Les allocations d'incapacité de travail seront bientôt déterminées en tenant compte de la fraction d'occupation. Ainsi, les heures prestées pendant la reprise partielle du travail par rapport aux heures d'un travailleur à temps plein dans cette fonction détermineront le montant de la réduction de l'indemnité d'incapacité de travail. Les travailleurs prestant au maximum 20 % d'un travailleur à temps plein dans la même fonction ne perdront rien de leur allocation.

Cette nouvelle méthode de calcul sera appliquée à partir du 1er avril 2018.

La réglementation prévoit en outre un régime transitoire jusqu'au 1er juillet 2018 pour les personnes se trouvant dans un régime de reprise partielle du travail avant le 1er avril 2018. Jusqu'au 1er juillet 2018, la méthode de calcul la plus favorable s'applique à eux.

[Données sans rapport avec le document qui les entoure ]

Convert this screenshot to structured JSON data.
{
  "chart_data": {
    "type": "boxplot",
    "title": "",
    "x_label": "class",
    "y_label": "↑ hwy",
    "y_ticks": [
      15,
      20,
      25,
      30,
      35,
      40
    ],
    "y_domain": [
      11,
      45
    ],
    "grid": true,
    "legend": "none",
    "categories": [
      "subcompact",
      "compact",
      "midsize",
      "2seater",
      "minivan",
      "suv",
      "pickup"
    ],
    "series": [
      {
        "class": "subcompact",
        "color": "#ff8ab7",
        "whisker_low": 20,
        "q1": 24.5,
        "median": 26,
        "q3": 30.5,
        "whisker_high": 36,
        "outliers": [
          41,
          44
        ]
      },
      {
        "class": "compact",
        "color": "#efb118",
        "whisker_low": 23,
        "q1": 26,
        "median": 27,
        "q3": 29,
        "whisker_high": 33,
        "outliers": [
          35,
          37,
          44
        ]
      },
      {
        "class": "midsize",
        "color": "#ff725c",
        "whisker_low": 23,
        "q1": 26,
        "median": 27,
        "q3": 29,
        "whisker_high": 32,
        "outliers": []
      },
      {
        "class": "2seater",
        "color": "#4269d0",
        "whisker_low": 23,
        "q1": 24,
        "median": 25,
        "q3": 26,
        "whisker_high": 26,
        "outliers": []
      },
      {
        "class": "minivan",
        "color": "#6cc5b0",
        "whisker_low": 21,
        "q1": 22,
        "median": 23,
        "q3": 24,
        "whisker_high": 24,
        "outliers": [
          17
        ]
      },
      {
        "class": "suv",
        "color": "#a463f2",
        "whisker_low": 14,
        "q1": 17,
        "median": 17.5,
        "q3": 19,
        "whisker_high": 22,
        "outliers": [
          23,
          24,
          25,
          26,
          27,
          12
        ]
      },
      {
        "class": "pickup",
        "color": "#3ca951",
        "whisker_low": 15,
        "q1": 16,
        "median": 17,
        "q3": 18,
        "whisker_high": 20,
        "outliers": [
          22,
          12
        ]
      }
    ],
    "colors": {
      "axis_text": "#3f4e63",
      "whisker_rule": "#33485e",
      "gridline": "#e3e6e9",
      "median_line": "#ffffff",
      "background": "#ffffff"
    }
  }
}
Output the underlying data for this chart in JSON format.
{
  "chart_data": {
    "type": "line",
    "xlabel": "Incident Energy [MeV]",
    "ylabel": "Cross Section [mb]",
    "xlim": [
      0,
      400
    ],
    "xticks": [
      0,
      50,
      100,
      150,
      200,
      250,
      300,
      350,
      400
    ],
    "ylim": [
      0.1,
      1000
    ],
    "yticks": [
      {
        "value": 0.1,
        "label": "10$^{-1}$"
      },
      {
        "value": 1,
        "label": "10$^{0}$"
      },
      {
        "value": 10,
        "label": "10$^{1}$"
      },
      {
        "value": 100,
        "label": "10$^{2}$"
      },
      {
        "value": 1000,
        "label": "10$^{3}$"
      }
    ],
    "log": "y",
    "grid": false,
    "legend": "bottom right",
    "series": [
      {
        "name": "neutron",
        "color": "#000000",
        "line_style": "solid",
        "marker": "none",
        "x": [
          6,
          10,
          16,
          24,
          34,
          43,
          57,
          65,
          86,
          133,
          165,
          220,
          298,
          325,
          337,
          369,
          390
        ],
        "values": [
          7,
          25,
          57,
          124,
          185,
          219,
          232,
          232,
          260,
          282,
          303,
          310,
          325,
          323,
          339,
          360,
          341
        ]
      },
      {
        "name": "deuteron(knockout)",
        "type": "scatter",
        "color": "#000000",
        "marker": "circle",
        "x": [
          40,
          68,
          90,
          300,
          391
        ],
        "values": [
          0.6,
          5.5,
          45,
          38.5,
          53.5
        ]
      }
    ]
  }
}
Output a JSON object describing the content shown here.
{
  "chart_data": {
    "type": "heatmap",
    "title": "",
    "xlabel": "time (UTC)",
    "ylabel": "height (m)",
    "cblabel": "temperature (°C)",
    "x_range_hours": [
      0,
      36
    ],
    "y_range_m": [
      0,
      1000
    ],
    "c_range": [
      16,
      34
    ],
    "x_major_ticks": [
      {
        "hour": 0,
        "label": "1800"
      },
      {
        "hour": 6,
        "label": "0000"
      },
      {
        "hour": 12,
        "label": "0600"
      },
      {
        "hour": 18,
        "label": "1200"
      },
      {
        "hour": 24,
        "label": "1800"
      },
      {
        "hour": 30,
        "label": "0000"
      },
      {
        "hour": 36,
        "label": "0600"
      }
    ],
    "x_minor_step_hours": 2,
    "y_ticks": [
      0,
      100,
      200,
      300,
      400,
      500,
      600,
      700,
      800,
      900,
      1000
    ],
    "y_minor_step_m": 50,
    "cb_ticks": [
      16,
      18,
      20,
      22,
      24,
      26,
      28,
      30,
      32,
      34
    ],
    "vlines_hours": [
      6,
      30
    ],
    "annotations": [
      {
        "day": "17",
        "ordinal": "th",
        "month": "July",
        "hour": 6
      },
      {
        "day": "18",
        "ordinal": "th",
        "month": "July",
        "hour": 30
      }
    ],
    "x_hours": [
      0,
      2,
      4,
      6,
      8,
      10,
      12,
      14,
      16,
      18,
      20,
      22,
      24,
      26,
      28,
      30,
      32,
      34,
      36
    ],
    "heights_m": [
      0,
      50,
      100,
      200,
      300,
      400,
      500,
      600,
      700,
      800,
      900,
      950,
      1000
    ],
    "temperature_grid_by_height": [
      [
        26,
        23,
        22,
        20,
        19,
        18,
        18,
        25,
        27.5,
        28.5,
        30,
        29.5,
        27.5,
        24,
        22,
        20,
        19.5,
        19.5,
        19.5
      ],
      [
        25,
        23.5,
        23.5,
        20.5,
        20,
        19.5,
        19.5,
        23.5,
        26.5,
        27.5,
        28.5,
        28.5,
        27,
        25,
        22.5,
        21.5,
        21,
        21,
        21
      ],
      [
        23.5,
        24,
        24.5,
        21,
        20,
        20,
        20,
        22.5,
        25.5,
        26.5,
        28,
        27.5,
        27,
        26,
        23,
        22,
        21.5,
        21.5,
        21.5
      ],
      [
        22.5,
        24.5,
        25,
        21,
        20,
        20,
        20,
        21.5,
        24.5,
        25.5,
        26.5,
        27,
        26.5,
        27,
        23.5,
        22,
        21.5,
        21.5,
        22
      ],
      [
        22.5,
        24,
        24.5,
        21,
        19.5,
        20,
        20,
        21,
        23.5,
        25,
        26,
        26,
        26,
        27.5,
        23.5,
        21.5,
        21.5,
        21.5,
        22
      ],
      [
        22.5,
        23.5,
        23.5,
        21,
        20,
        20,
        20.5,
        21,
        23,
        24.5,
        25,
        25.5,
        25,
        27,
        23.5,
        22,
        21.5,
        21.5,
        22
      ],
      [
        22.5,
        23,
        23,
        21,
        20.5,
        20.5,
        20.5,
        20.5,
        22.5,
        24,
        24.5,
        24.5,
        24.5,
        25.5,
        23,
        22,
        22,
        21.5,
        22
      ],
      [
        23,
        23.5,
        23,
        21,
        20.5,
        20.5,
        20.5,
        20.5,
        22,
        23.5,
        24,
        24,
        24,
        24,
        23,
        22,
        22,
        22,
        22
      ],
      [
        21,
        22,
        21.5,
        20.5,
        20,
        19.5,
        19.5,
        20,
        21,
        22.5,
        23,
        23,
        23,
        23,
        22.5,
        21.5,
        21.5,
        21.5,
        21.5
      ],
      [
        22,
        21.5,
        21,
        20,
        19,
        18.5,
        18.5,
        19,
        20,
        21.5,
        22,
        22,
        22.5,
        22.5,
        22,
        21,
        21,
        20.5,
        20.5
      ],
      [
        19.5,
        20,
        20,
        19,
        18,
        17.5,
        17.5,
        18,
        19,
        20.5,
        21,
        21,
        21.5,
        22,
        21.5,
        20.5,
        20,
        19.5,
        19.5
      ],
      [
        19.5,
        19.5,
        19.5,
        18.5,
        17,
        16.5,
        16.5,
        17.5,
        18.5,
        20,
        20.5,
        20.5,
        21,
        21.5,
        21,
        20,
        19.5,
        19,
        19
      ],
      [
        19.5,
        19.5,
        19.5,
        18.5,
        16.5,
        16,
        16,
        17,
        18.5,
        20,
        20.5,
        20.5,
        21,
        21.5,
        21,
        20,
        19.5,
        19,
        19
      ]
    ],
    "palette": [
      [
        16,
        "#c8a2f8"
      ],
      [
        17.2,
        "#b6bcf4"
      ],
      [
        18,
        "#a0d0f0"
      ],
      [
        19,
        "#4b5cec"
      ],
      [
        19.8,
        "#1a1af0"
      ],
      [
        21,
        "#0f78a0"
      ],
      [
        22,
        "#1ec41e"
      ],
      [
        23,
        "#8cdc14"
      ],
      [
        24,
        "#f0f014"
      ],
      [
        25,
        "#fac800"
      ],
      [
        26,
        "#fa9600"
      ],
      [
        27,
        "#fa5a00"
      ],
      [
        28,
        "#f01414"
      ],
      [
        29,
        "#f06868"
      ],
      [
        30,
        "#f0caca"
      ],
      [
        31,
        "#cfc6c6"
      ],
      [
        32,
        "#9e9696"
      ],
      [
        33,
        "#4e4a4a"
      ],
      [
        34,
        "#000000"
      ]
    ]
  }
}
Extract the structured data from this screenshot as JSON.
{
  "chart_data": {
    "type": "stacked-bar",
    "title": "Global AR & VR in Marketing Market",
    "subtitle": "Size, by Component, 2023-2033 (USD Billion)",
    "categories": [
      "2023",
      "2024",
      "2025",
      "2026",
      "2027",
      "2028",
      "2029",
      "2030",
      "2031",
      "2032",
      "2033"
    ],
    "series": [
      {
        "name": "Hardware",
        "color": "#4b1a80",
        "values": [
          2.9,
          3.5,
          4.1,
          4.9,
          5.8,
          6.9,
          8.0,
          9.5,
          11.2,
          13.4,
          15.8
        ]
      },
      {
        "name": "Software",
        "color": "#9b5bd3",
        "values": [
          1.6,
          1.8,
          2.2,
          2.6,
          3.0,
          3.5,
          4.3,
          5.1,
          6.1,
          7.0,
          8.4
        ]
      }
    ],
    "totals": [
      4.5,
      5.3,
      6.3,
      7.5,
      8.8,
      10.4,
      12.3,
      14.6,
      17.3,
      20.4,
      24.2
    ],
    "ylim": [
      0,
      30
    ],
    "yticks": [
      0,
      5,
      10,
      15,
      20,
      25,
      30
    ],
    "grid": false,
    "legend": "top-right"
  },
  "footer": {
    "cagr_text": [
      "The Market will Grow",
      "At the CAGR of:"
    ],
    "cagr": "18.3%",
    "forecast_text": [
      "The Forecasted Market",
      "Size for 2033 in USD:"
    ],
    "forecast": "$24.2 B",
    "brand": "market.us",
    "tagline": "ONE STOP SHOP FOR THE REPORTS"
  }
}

Modifications dans le cadre de la protection de la maternité (écartement du travail)

Enfin, la formule de calcul de l'indemnité pour les travailleuses en cas d’écartement du travail est également adaptée.

Dans le cas d'un travail adapté ou d'un autre travail avec une perte de salaire dans le cadre de la protection de la maternité, on calcule désormais l'indemnité journalière de la manière suivante :

(Salaire brut pour le travail normal - revenus professionnels du travail adapté)* x 60 %


* (résultat plafonné à 3.633,21 EUR, limite salariale au 01/01/2018).

Ces règles sont d'application à partir du 1er janvier 2018.

Source(s) :

  • A.R. du 01/02/2018 modifiant l’A.R. du 03/07/1996 portant exécution de la loi relative à l’assurance obligatoire soins de santé et indemnités, coordonnée le 14/07/1994, M.B. 09/02/2018, 2018200777.